LASP scientist elected AGU fellow


LASP scientist elected AGU fellow

Bill Peterson has been elected an AGU fellow for the class of 2015 and will be recognized during the AGU Fall Meeting Honors Ceremony on December 16th in San Francisco, California. (Courtesy LASP)

In recognition of his accomplishments and exceptional scientific contributions, LASP research associate W.K. (Bill) Peterson has been elected as a fellow of the American Geophysical Union (AGU). Peterson is being recognized by his peers in the scientific community for his outstanding work in Earth and space sciences with an honor that is bestowed upon no more than 0.1% of the AGU membership annually.

Peterson earned his BS in engineering physics and PhD in physics, both from the University of Colorado Boulder before completing his post-doctoral work at the Deutches Electronen Syncrotron in Germany and the Johns Hopkins University.
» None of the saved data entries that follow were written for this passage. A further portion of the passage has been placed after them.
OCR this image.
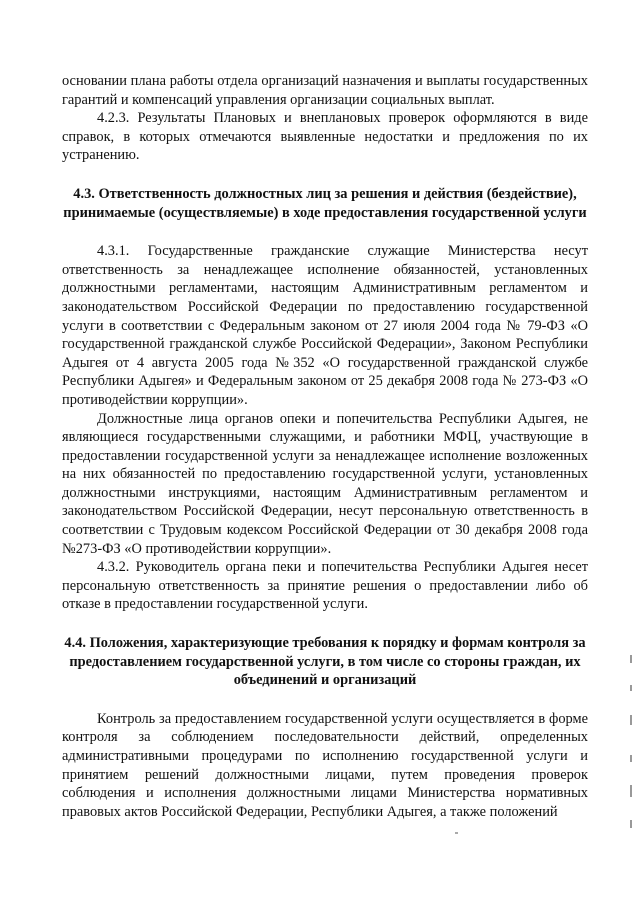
основании плана работы отдела организаций назначения и выплаты государственных гарантий и компенсаций управления организации социальных выплат.

4.2.3. Результаты Плановых и внеплановых проверок оформляются в виде справок, в которых отмечаются выявленные недостатки и предложения по их устранению.

4.3. Ответственность должностных лиц за решения и действия (бездействие), принимаемые (осуществляемые) в ходе предоставления государственной услуги

4.3.1. Государственные гражданские служащие Министерства несут ответственность за ненадлежащее исполнение обязанностей, установленных должностными регламентами, настоящим Административным регламентом и законодательством Российской Федерации по предоставлению государственной услуги в соответствии с Федеральным законом от 27 июля 2004 года № 79-ФЗ «О государственной гражданской службе Российской Федерации», Законом Республики Адыгея от 4 августа 2005 года №352 «О государственной гражданской службе Республики Адыгея» и Федеральным законом от 25 декабря 2008 года № 273-ФЗ «О противодействии коррупции».

Должностные лица органов опеки и попечительства Республики Адыгея, не являющиеся государственными служащими, и работники МФЦ, участвующие в предоставлении государственной услуги за ненадлежащее исполнение возложенных на них обязанностей по предоставлению государственной услуги, установленных должностными инструкциями, настоящим Административным регламентом и законодательством Российской Федерации, несут персональную ответственность в соответствии с Трудовым кодексом Российской Федерации от 30 декабря 2008 года №273-ФЗ «О противодействии коррупции».

4.3.2. Руководитель органа пеки и попечительства Республики Адыгея несет персональную ответственность за принятие решения о предоставлении либо об отказе в предоставлении государственной услуги.

4.4. Положения, характеризующие требования к порядку и формам контроля за предоставлением государственной услуги, в том числе со стороны граждан, их объединений и организаций

Контроль за предоставлением государственной услуги осуществляется в форме контроля за соблюдением последовательности действий, определенных административными процедурами по исполнению государственной услуги и принятием решений должностными лицами, путем проведения проверок соблюдения и исполнения должностными лицами Министерства нормативных правовых актов Российской Федерации, Республики Адыгея, а также положений
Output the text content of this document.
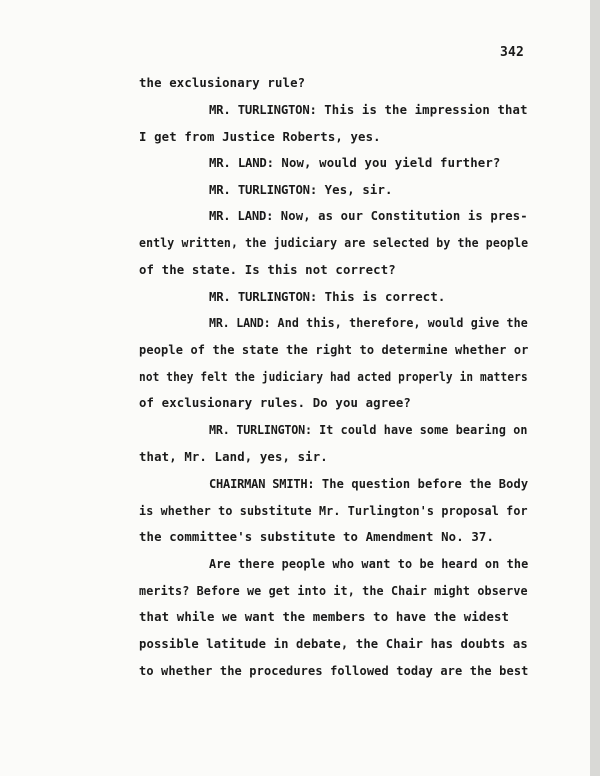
342
the exclusionary rule?
MR. TURLINGTON: This is the impression that
I get from Justice Roberts, yes.
MR. LAND: Now, would you yield further?
MR. TURLINGTON: Yes, sir.
MR. LAND: Now, as our Constitution is pres-
ently written, the judiciary are selected by the people
of the state. Is this not correct?
MR. TURLINGTON: This is correct.
MR. LAND: And this, therefore, would give the
people of the state the right to determine whether or
not they felt the judiciary had acted properly in matters
of exclusionary rules. Do you agree?
MR. TURLINGTON: It could have some bearing on
that, Mr. Land, yes, sir.
CHAIRMAN SMITH: The question before the Body
is whether to substitute Mr. Turlington's proposal for
the committee's substitute to Amendment No. 37.
Are there people who want to be heard on the
merits? Before we get into it, the Chair might observe
that while we want the members to have the widest
possible latitude in debate, the Chair has doubts as
to whether the procedures followed today are the best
He served as principal investigator on the NASA Polar/TIMAS instrument and the Combined Release and Radiation Effects Satellite (CRRES), and has been a co-investigator on several mass spectrometer investigations, including the NASA Dynamics Explorer, AMPTE, and FAST satellite programs.

Peterson is currently a co-investigator for the STATIC instrument on the NASA Mars Atmosphere and Volatile Evolution (MAVEN) mission and a science team member on the Canadian Space Agency’s Enhanced Polar Outflow Probe (e-POP) payload. His professional interests are in obtaining and using observations from ground and space-based instruments to characterize planetary plasma environments and comparing these observations to models and theories.

LASP Associate Director for Science, Bruce Jakosky, said, “Congratulations to Bill for receiving the honor of AGU fellow, which is awarded to a small fraction of AGU members each year. With Bill’s work in space physics and, now, planetary science, this is a well-deserved distinction!”

Established in 1962, the AGU Fellows Program recognizes nominated members who have attained distinction in the fields of Earth and space sciences as valued by their peers and vetted by a committee of fellows. Primary criteria for evaluation in scientific eminence are major breakthroughs, discoveries, and paradigm shifts. The AGU Fellows Program identifies authorities who can advise various government agencies and other organizations outside the Earth and space sciences.

The 2015 class of AGU fellows will be recognized during the 2015 AGU Fall Meeting Honors Ceremony on December 16, 2015, in San Francisco.